La contraarmada by Edward Rosset

La contraarmada by Edward Rosset

autor:Edward Rosset [Rosset, Edward]
La lengua: spa
Format: epub
Tags: Novela, Histórico
editor: ePubLibre
publicado: 2013-09-30T16:00:00+00:00


* * *

Mientras tanto, los hombres de Norris, bajo un calor agobiante, ocupaban la pequeña población de Odivelas, a las puertas de Lisboa.

A pesar de las órdenes de los oficiales, muchos soldados bebieron aguas estancadas de una charca, lo que ocasionó la muerte de algunos hombres. Otros enfermaron por comer miel en exceso, único alimento que había en abundancia.

—Por fin, al día siguiente, 3 de junio, el grueso de las tropas inglesas llegaba a los arrabales de Lisboa. En la mente de todos estaba una entusiasta población vitoreando al «rey» D. Antonio, pero solamente se presentaron a recibirle unos pocos campesinos, ancianos y frailes, cuyo entusiasmo resultaba un tanto patético.

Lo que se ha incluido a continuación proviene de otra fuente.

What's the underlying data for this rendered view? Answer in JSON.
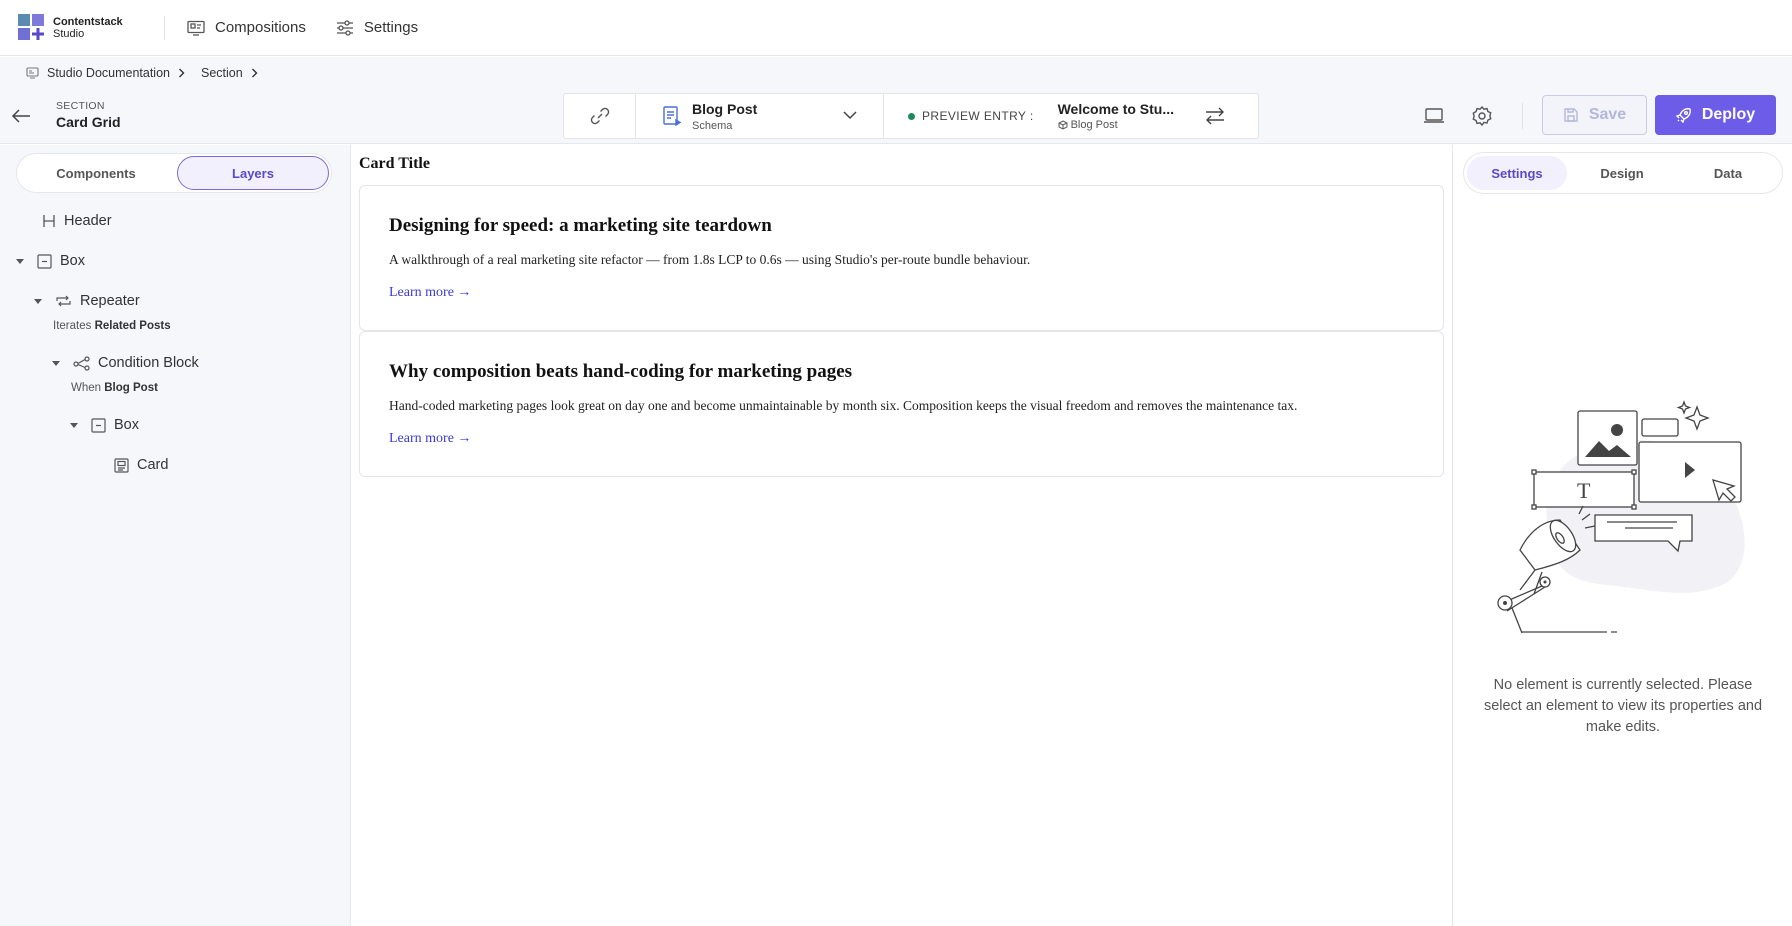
{
  "app": {
    "brand_line1": "Contentstack",
    "brand_line2": "Studio",
    "colors": {
      "accent": "#6c5ce7",
      "live_dot": "#1f8a5c"
    }
  },
  "nav": {
    "items": [
      {
        "label": "Compositions",
        "icon": "compositions-icon"
      },
      {
        "label": "Settings",
        "icon": "sliders-icon"
      }
    ]
  },
  "breadcrumb": {
    "items": [
      "Studio Documentation",
      "Section"
    ]
  },
  "toolbar": {
    "section_label": "SECTION",
    "section_title": "Card Grid",
    "schema_name": "Blog Post",
    "schema_sub": "Schema",
    "preview_label": "PREVIEW ENTRY :",
    "preview_entry": "Welcome to Stu...",
    "preview_type": "Blog Post",
    "save_label": "Save",
    "deploy_label": "Deploy"
  },
  "left_panel": {
    "tabs": [
      "Components",
      "Layers"
    ],
    "active_tab": "Layers",
    "tree": {
      "header": "Header",
      "box1": "Box",
      "repeater": "Repeater",
      "repeater_sub_prefix": "Iterates",
      "repeater_sub_value": "Related Posts",
      "condition": "Condition Block",
      "condition_sub_prefix": "When",
      "condition_sub_value": "Blog Post",
      "box2": "Box",
      "card": "Card"
    }
  },
  "canvas": {
    "card_title": "Card Title",
    "cards": [
      {
        "title": "Designing for speed: a marketing site teardown",
        "body": "A walkthrough of a real marketing site refactor — from 1.8s LCP to 0.6s — using Studio's per-route bundle behaviour.",
        "link": "Learn more →"
      },
      {
        "title": "Why composition beats hand-coding for marketing pages",
        "body": "Hand-coded marketing pages look great on day one and become unmaintainable by month six. Composition keeps the visual freedom and removes the maintenance tax.",
        "link": "Learn more →"
      }
    ]
  },
  "right_panel": {
    "tabs": [
      "Settings",
      "Design",
      "Data"
    ],
    "active_tab": "Settings",
    "empty_message": "No element is currently selected. Please select an element to view its properties and make edits."
  }
}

Al ver este mísero recibimiento, Norris no pudo menos que comentar con uno de sus oficiales:

—Nuestra única esperanza es que Drake se abra paso con su flota y entre en el puerto a cañonazo limpio.

El coronel Anthony Wingfield no las tenía todas consigo.

—¿Creéis que Drake estará dispuesto a abrirse paso bajo los sesenta cañones del fuerte? Eso podría ocasionar muchas bajas…

—¿Cuántas? —masculló Norris—, ¿veinte?, ¿treinta barcos hundidos? ¿Y qué supondría eso en una flota de ciento cincuenta naves? Si Drake quisiera, podríamos apoderamos de Lisboa en dos días.

Viendo los lejanos barcos anclados en Cascaes, Wingfield masculló:

—Pues por lo visto, Drake no está por la labor. Tendremos que valernos solamente con nuestras fuerzas, y estas están al límite. Nuestros hombres están agotados y hambrientos.

—¿Y qué hay de los silos y almacenes de alimentos? —preguntó Norris, cambiando de tema.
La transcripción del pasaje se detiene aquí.